The European Commission has launched an investigation into whether state aid awarded to Polish Regional Railways (Przewozy Regionalne) broke EU rules.
The investigation relates to PLN 770 million (around €181 million) in restructuring aid which was granted to Polish Regional Railways in September 2015 by Poland’s government.
EU rules state that companies in financial difficulty are only allowed to receive restructuring aid from the state once over the course of a 10-year period.

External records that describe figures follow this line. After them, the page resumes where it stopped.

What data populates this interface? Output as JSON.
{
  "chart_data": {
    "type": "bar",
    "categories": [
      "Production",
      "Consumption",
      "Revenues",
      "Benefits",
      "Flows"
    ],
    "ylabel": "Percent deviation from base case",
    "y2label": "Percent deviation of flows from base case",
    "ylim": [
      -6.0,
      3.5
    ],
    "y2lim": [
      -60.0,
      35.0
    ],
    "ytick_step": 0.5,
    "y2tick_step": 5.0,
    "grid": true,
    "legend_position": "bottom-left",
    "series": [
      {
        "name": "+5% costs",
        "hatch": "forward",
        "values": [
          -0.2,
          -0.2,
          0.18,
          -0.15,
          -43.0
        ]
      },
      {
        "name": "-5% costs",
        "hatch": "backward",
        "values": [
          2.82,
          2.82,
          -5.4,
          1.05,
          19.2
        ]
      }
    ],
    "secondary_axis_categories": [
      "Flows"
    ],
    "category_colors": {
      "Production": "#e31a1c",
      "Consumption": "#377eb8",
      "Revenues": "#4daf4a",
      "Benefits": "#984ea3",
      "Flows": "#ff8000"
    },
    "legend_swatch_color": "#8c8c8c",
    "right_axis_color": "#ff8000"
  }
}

The European Commission (EC) said its preliminary investigations showed that Polish Regional Railways had received support prior to the payment in 2015.
The investigation will consider whether this past state support should be classed as restructuring aid, whether Poland has sufficient measures in place to ensure restructuring aid doesn’t damage competition and whether Polish Regional Railways made a sufficient contribution to the restructuring costs.
Commissioner Margrethe Vestager, who is head of competition policy, said: “Polish Regional Railways has already benefitted from state support in the past.
“We need to assess whether the aid received is compatible with EU State aid rules and make sure that public support does not lead to distortions of competition in this market.”
The EC said the investigation would take into account differences with the Polish domestic passenger rail market to other economic sectors, namely that it is a market that hasn’t yet fully opened up to competition across the continent.
In response, Polish Regional Railways issued a statement explaining how the company has recorded profits in the past two years, having struggled financially since it was established in 2001.
Polish Regional Railways said it was now able to finance a major rolling stock modernisation programme to improve the quality of its service. It also referenced similar rail state aid investigations in Bulgaria and Greece. In both cases no breach of EU rule was found.